A few light rides, I say, but we rode up the north side of Ventoux on the Tuesday, completing my set.  It had taken me more than 10 years to ride all 3 of the roads up Ventoux, but some people do it in the same day, the so-called Cinglés du Ventoux (cinglé is colloquial French for ‘mad’).  With 160 hilly kilometres on the Saturday, we probably should have done nothing of consequence, and, almost certainly, we should have stayed away from the local produce.  Mont Ventoux is flanked by some of the most celebrated vineyards in France, Côtes du Rhône.

I am happy to tell you, dear reader, that we did neither, even managing to combine a very pleasant afternoon’s ride with the local touring club with an evening in the club h.q., a café-bar in Nyons, making an extensive inquiry into the nature of the local rosé, whilst hearing of the club members’ exploits on their various long-distance epics on Les Diagonales de France.

On Saturday, the big race.  Let’s make no bones about it, a big cyclo-sportive like La Ventoux is a big race.  There are motorcycle out-riders for the leaders, and proper prizes for the winners.  The roads are more or less closed by default in the bigger events, as there are thousands of riders, making the road pretty much impassable for anyone not participating.  Spectators line the route.  A cyclo-sportive is the closest that the mere mortal can get to riding the Tour de France, especially when the sportive uses a road like the road up Mont Ventoux.  It is hard not to get carried away at the start, and blow your legs off in the excitement of being in a huge group, riding on the roads that the stars use.

The other really great thing about cyclo-sportives for the extremely mediocre rider such as myself, is that, no matter how often you get dropped from the various groups that form and re-form, there’s always another one behind.  You might spend most of the day watching a lot of back wheels disappearing into the distance, but there’ll alway be a least one, not far away, that is coming back towards you.  So no matter how slow you are, relative to the fastest guys, there will always be someone that you can leave behind on the road, grasping futilely at your dead air.  The amateur can enact his (or her) fantasy of launching a race-winning attack on the run-in to the finish that will turn the general classification upside down, in the manner of Merckx, Coppi or whichever rider you prefer.

The course of the event is one and a half times over Ventoux, with a loop round to the north of the mountain, if you do the full route, thus making every finisher demi-cinglé, or half-mad.  The route also takes in two tremendous descents, first from the top of the mountain to Malaucène, and then from Chalet Reynard back down to Saint-Estève.

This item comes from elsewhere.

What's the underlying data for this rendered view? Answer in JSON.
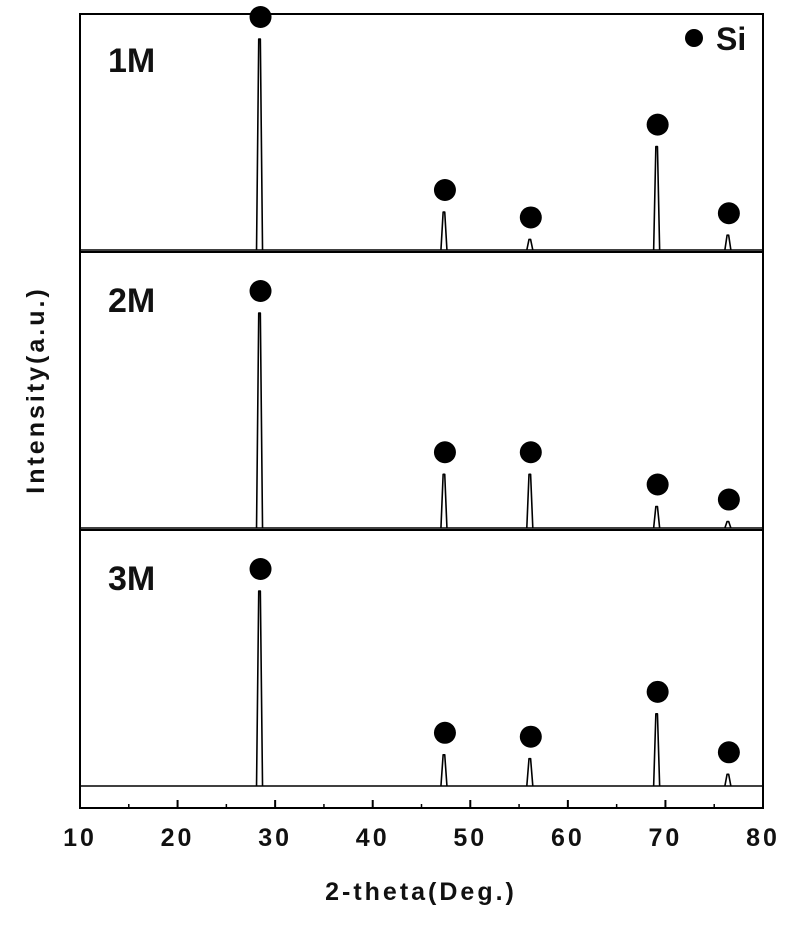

As on my first time, the weather was extraordinarily benign, being nice & warm without being too hot.  I can’t remember too much detail about the day, apart from one moment when I was foolishly sitting on the front of a smallish group with another guy, and, getting annoyed with our companions, who weren’t coming through to take their share of the wind, said in french, ‘look, 15 Frenchmen led by an Englishman and a Belgian’.  I do remember that at the feed station at Chalet Reynard, on my second time around, there were cups of wine available.  I also remember being a little disappointed by the meal supplied at the finish, the disenchantment being somewhat off-set by more free wine, and the Gold certificate that I ‘won’ for getting the requisite time in my age group.

The lack of detailed memories, however, does not erase the glow of having ridden in the tracks of Giants.

* I watched an episode from the late 80s again, looking for Stephen Roche’s attack on the descent of the Col de Joux-Plane, and was totally stunned to see that Richard Keys was the presenter in 1987!